Every five years, the U.S. Departments of Health and Human Services (HHS) and of Agriculture (USDA) come out with a report which contains dietary and nutritional information, as well as guidelines for the general public. The latest one is just in and it is aimed at helping people maintain good health and reduce the risks of developing various chronic diseases throughout their lives. So, what should you eat according to the 2015-2020 Dietary Guidelines for Americans?
One of the first things that the guidelines recommend is to follow a healthy eating pattern across your entire lifespan. In short, they are telling the public that they cannot really expect to be healthy by eating like slobs for two years and then go all healthy and insane for 6 months. If one wants to eat healthy, they need to do it throughout their life.
Another very important thing they point out and something that was probably inspired by all the ridiculous, limited diets is that a healthy diet will involve variety, nutrient density and not simply limitations to the amount of foods people eat. In short, they do not want people following fad diets which drastically limit intake of certain nutrients that are essential for the proper functioning of the human body.
Probably the main bullet point of this year’s guidelines is the recommendation for lower intake of added sugars, sodium and saturated facts. They are clearly and openly stating that the general public should steer clear of products that contain high levels of these substances. They also recommend shifting to healthier food and beverage choices across the board.

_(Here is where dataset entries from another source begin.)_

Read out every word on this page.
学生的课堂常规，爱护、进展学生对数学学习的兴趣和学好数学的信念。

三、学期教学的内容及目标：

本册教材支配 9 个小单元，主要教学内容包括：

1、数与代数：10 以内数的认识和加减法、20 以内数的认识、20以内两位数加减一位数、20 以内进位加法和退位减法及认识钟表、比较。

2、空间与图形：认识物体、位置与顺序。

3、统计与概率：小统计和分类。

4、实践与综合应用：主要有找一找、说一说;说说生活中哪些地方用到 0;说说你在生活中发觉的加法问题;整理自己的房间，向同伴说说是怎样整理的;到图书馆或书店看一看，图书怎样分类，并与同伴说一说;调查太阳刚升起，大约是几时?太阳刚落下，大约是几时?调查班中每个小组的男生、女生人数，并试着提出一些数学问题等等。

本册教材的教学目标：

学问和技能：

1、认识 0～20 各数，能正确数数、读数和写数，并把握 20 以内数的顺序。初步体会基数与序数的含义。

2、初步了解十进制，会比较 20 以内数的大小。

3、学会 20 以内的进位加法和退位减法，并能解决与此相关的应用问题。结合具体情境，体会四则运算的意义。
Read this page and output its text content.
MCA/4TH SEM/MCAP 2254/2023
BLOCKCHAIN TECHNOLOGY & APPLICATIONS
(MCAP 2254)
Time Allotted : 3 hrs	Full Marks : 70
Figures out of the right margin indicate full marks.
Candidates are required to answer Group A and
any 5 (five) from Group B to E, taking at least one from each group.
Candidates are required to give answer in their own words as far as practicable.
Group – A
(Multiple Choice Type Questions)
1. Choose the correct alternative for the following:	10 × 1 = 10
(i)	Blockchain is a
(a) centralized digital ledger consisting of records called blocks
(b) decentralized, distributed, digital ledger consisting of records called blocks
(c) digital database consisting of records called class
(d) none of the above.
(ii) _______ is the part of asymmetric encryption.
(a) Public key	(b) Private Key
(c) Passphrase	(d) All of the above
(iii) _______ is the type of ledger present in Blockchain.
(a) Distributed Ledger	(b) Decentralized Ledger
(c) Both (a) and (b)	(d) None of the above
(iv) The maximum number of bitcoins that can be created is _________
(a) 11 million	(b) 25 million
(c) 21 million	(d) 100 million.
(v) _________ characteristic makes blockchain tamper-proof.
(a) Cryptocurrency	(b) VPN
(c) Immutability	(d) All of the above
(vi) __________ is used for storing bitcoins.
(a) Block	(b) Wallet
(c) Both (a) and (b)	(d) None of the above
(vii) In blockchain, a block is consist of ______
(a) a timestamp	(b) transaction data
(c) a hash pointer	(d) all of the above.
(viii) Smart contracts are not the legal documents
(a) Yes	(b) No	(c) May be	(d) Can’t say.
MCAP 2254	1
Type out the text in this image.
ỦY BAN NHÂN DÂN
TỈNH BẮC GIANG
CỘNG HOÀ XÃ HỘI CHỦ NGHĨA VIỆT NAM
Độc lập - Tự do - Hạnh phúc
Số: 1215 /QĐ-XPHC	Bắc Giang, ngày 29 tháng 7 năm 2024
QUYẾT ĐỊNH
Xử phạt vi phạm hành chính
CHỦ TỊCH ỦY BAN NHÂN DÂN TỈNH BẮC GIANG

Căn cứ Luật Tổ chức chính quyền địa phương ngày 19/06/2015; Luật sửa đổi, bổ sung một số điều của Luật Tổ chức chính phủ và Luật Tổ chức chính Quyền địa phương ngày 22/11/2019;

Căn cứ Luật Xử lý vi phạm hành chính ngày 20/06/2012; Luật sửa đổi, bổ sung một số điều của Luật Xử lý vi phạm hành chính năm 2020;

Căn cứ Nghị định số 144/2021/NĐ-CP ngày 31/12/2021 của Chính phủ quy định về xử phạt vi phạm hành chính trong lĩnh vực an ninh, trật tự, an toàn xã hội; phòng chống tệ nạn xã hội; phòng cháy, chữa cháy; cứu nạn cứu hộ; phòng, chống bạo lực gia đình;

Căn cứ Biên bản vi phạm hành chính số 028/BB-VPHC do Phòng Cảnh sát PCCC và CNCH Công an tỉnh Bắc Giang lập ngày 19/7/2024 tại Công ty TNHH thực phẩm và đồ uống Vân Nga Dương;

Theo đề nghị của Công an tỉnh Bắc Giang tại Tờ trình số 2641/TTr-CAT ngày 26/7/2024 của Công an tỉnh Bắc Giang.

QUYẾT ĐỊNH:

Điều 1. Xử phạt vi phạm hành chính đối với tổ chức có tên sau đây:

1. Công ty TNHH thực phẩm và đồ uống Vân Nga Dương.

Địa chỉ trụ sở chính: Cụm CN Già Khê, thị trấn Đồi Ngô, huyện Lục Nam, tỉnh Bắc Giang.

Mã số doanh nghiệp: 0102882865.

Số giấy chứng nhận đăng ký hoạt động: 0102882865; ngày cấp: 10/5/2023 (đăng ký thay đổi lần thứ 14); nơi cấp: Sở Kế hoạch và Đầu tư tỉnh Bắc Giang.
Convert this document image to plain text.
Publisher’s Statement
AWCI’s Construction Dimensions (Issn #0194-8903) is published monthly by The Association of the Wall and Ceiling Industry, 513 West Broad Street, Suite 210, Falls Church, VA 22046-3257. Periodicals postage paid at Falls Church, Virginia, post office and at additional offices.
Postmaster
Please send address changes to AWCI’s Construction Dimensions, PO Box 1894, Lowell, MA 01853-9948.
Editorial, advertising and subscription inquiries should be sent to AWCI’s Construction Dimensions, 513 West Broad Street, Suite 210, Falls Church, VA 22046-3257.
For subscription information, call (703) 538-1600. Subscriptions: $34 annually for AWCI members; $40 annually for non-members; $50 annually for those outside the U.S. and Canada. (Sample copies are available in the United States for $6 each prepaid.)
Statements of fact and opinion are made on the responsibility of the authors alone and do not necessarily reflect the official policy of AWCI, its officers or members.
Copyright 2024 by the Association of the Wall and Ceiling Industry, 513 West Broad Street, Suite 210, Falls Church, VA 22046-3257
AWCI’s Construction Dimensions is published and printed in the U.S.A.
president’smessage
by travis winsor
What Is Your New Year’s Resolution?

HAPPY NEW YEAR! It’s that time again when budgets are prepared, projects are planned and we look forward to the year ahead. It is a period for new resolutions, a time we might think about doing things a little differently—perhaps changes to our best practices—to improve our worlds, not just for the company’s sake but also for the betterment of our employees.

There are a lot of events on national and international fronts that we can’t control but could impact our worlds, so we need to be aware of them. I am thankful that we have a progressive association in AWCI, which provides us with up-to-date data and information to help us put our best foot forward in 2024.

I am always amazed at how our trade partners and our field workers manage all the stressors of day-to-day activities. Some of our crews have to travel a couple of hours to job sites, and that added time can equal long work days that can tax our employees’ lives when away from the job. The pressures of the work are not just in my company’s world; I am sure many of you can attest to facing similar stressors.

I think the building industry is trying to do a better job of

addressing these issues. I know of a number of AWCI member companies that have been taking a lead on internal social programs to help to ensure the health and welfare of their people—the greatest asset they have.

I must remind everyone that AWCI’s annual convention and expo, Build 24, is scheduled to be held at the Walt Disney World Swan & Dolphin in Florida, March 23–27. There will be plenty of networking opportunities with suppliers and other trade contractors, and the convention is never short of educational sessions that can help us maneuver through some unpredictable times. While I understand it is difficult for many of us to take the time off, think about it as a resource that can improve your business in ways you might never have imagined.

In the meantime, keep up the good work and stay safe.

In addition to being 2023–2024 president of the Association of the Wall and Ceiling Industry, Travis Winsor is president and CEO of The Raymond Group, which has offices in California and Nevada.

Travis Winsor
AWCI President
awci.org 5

One very interesting point that they also raise in the guidelines is the “call to action” to the general public, saying how we all have roles in creating and supporting healthy patterns, not only in our homes but at schools, workplaces and communities.
Now that we have covered the main guidelines, you are probably interested in what exactly constitutes the recommended diet according to the report. Well, it should include a variety of vegetables (dark green, legumes, red and orange, starchy, etc.), whole fruits, grains (at least half of which should be whole grains), low-fat or fat-free dairy, variety of protein foods such as lean meats, seafood, poultry, legumes, eggs, nuts, soy products and seeds and, finally, oils.